Antonio Garcia / Unsplash 

Researchers working on solar panels worldwide now consistently breach the 30 percent energy conversion mark, once considered an important threshold for the technology.

This week alone, two research groups published results showcasing energy conversion efficiencies of 32.5 percent and 31.25 percent, respectively, when using tandem cells.

LONGi, the China-based manufacturer of solar cells, also reported an energy conversion efficiency of 33.5 percent last month.

This significant advance for the technology is expected to make green energy more affordable in the near future.

Solar is already a cost-effective method for harnessing renewable energy and is deployed across large parts of the planet in a bid to move away from fossil fuels.
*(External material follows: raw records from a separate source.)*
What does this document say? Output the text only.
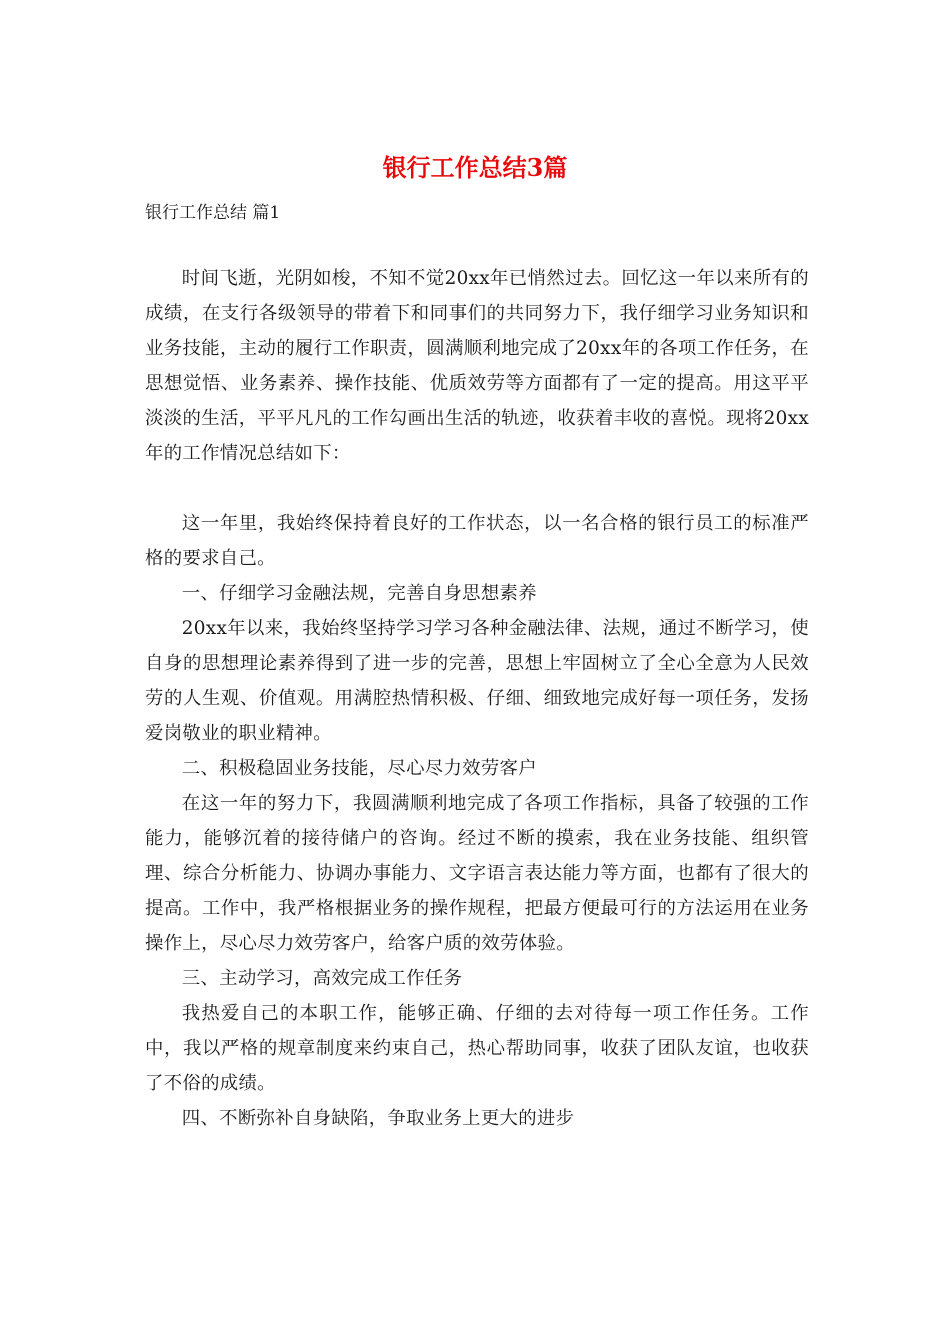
银行工作总结3篇
银行工作总结 篇1

时间飞逝，光阴如梭，不知不觉20xx年已悄然过去。回忆这一年以来所有的成绩，在支行各级领导的带着下和同事们的共同努力下，我仔细学习业务知识和业务技能，主动的履行工作职责，圆满顺利地完成了20xx年的各项工作任务，在思想觉悟、业务素养、操作技能、优质效劳等方面都有了一定的提高。用这平平淡淡的生活，平平凡凡的工作勾画出生活的轨迹，收获着丰收的喜悦。现将20xx年的工作情况总结如下：

这一年里，我始终保持着良好的工作状态，以一名合格的银行员工的标准严格的要求自己。

一、仔细学习金融法规，完善自身思想素养

20xx年以来，我始终坚持学习学习各种金融法律、法规，通过不断学习，使自身的思想理论素养得到了进一步的完善，思想上牢固树立了全心全意为人民效劳的人生观、价值观。用满腔热情积极、仔细、细致地完成好每一项任务，发扬爱岗敬业的职业精神。

二、积极稳固业务技能，尽心尽力效劳客户

在这一年的努力下，我圆满顺利地完成了各项工作指标，具备了较强的工作能力，能够沉着的接待储户的咨询。经过不断的摸索，我在业务技能、组织管理、综合分析能力、协调办事能力、文字语言表达能力等方面，也都有了很大的提高。工作中，我严格根据业务的操作规程，把最方便最可行的方法运用在业务操作上，尽心尽力效劳客户，给客户质的效劳体验。

三、主动学习，高效完成工作任务

我热爱自己的本职工作，能够正确、仔细的去对待每一项工作任务。工作中，我以严格的规章制度来约束自己，热心帮助同事，收获了团队友谊，也收获了不俗的成绩。

四、不断弥补自身缺陷，争取业务上更大的进步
Countries like China are also co-adopting the technology with other renewable energy approaches, such as hydel power to tide over the intermittency issues.

Earlier this year, a Czech utility company was forced to unplug solar panels at its energy farm after the panels produced more energy than the grid could handle.

Nevertheless, traditional solar panels can convert less than a third of incident light (the light that falls onto the panel) into energy, and scientists have been working to improve these numbers.

Crossing the 30 percent barrier

Conventional solar panels have been built using silicon-based cells, with a theoretical maximum of 29 percent for their energy conversion efficiency.

However, researchers have been experimenting with various materials to overcome this limit and have found some success with perovskites.

Like silicon, perovskites are also semiconductor materials but they can absorb the blue light from the visible spectrum and convert it into electric energy.

Silicon, on the other hand, absorbs red light. By using these two materials in tandem, it's possible to boost the total light absorbed by the panel and cross the 30 percent energy conversion barrier.

Tandem cells using perovskites and silicon make solar power more efficient and affordable
Illustration of a perovskite-silicon tandem cell

Perovskite is usually placed on top of the silicon layer, and these types of solar cells are referred to as perovskite-silicon, or simply 'tandem cells'.

Interesting Engineering has previously reported how researchers have been able to break the energy conversion thresholds using tandem solar cells.

While these were the first few attempts in this direction, they have now become regular in research circles.

Silicon-only solar cells have an energy conversion efficiency of 27 percent under laboratory conditions, which decreases to 24.5 percent in real-world settings.

In real-life situations, tandem solar cells would also convert smaller amounts of incident energy. However, it would still be higher than those of silicon-only cells.

Size matters

The solar industry is racing to adopt tandem cells into their production cycles. The bottleneck, though, is the small size of tandem cells, typically 1 cm x 1 cm (0.39" x 0.39") in size, while silicon cells on commercial solar panels measure 15 cm x 15 cm (5.9" x 5.9").

The size scale-up will likely make tandem cell production much more expensive than silicon-only cells.

However, experts believe that these higher costs will be offset by the increased energy production from the cells, which will further reduce the costs of generating solar energy.